In 1991 Government vets studied the brains of 444 hunting hounds, some of which had been under-performing. The Ministry of Agriculture, Fisheries and Food confirmed that some of the brains showed signs of the canine equivalent of mad cow disease.

Last week, Norwegian scientists said they thought an 11-year-old golden retriever had died from a spongiform encephalopathy. They are linking the death to pet food made from cattle remains imported from the UK.

Until now, no-one has been able to explain why dogs aren't infected with a spongiform encephalopathy and cats are. At least 75 cats have already died from feline spongiform encephalopathy (FSE), which they probably caught from eating food contaminated with the agent causing BSE (bovine spongiform encephalopathy) in cows.

The hounds may have caught the disease in the same way.
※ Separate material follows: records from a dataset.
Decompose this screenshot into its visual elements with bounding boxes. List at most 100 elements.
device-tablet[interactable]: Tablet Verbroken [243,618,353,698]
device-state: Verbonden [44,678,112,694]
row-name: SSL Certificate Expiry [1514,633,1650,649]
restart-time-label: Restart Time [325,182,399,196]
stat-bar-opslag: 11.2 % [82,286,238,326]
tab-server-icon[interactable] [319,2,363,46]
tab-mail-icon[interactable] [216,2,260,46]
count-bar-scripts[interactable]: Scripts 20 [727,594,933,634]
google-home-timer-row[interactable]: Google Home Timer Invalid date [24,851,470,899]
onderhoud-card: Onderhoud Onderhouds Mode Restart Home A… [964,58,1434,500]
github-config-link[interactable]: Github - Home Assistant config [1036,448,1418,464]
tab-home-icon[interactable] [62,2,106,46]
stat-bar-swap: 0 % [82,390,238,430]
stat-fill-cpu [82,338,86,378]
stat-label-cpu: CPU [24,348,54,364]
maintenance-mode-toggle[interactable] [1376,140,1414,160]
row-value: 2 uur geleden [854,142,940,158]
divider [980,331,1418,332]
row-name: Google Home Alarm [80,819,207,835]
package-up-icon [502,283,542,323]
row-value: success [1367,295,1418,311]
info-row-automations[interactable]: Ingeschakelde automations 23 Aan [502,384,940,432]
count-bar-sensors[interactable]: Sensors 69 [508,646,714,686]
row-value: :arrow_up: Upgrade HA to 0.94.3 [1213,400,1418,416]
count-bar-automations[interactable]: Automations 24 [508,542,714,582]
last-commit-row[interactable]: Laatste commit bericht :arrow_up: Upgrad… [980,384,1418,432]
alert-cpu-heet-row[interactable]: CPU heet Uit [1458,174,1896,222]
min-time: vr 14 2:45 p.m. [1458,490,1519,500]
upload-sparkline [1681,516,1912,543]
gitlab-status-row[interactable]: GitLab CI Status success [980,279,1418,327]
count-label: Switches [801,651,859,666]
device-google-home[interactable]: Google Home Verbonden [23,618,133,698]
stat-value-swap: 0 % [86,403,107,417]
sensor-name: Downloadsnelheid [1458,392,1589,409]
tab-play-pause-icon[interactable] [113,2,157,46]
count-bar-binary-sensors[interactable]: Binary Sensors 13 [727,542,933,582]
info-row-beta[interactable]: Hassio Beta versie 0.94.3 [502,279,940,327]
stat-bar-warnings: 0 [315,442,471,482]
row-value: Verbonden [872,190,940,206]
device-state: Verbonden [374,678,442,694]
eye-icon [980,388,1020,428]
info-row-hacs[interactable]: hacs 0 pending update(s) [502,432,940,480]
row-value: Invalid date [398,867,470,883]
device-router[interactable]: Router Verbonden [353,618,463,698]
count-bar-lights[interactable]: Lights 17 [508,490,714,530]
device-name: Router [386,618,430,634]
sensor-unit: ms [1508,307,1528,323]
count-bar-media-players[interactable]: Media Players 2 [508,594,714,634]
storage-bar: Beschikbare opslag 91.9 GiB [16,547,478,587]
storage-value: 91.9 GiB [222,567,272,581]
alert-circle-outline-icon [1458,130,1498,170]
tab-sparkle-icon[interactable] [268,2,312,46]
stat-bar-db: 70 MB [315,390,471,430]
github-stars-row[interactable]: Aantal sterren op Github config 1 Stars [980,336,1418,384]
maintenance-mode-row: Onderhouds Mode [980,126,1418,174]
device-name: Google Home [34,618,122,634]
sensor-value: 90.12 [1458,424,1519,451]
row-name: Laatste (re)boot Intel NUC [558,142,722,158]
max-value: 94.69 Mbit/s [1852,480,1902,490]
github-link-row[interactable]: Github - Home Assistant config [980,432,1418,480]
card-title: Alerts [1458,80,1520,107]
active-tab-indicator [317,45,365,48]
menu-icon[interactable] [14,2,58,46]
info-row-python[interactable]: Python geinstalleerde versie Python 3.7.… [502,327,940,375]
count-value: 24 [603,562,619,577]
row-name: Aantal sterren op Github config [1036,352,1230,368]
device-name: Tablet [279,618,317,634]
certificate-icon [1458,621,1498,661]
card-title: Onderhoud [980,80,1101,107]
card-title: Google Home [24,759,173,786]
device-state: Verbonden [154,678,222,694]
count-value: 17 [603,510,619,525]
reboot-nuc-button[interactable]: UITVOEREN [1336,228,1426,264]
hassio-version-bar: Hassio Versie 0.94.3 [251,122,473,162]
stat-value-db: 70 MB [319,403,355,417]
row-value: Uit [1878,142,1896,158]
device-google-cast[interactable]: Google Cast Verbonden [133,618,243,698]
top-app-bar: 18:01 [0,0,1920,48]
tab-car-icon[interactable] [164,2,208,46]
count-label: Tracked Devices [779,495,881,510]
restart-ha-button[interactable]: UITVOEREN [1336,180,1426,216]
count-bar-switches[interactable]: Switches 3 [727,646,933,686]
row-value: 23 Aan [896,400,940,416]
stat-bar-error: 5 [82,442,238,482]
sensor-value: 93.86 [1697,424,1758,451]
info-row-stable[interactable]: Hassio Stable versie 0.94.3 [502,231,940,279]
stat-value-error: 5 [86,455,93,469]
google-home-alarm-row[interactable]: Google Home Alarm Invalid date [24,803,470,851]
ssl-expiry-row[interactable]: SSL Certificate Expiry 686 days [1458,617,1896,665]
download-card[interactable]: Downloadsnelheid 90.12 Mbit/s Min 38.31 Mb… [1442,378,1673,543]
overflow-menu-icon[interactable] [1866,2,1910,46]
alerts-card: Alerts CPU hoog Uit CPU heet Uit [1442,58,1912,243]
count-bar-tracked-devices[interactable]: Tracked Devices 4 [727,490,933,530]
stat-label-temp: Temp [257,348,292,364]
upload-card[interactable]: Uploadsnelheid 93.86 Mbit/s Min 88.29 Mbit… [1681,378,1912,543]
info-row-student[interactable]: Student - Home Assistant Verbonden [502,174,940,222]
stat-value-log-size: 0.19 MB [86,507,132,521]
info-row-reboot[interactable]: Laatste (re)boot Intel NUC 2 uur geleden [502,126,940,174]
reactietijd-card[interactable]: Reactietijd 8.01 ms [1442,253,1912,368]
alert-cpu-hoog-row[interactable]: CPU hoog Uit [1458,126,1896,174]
Doctor Stephen Dealler, a consultant microbiologist and persistent critic of the Ministry's policy on BSE, said it was another example of a cover- up. "It's incredible that this experiment was known about before the last General Election," he added.

When The Independent contacted Ian McGill - one of the vets who worked on the hounds - he refused to answer our questions. "Why don't you try contacting the Ministry Press Office?" was his response.

A Ministry spokeswoman confirmed that scientists at the Central Veterinary Laboratory and the Veterinary Investigation Service did the work. They found scrapie associated fibrils (SAFs) in some of the brains.

Fibrils are little fibres which were first noticed by scientists studying scrapie, a spongiform encephalopathy in sheep.

"You can be absolutely certain that the presence of SAFs shows these dogs had the disease," said Dr Dealler.

In 1992 the results were reported verbally to the Spongiform Encephalopathy Advisory Committee (SEAC) which advises the Government on BSE policy. The then chairman, Dr. David Tyrrell, apparently decided that as the results were unreliable and as there was no danger to public health, the work should not be taken any further.

David Wadsworth, a vet and president of the British Small Animal Veterinary Association, said he had never seen a dog encephalopathy in his practice. "It's certainly news to me, and it's the first I've heard of the Ministry work."

Any dog with the disease will probably have picked it up before September 1990 when the specified bovine offals thought to carry the BSE agent in cattle were banned in pet food.

Because CJD and BSE have comparatively long incubation times - seven years or more - dogs that were puppies in the late 1980s may now be reaching the age when they start to show effects.

It is possible, also, that the disease in dogs is naturally occurring and not linked to infected meat.

The Independent spoke to Mrs Anne Jones, from Hednesford in Staffordshire, who sent a video of her dog to Dr Dealler because she thought it had the disease.

"My dog seems to have recovered, but I'm sure that if you put an advertisement in one of the dog magazines, people would fill the pages with their experiences," she said.

Another incident was reported to David Hinchliffe, Labour MP for Wakefield. "About a year ago, I was contacted by a lady who was convinced several of her dogs had the canine version of BSE," he said. "I put her in contact with some scientists, but I think she may have emigrated since then."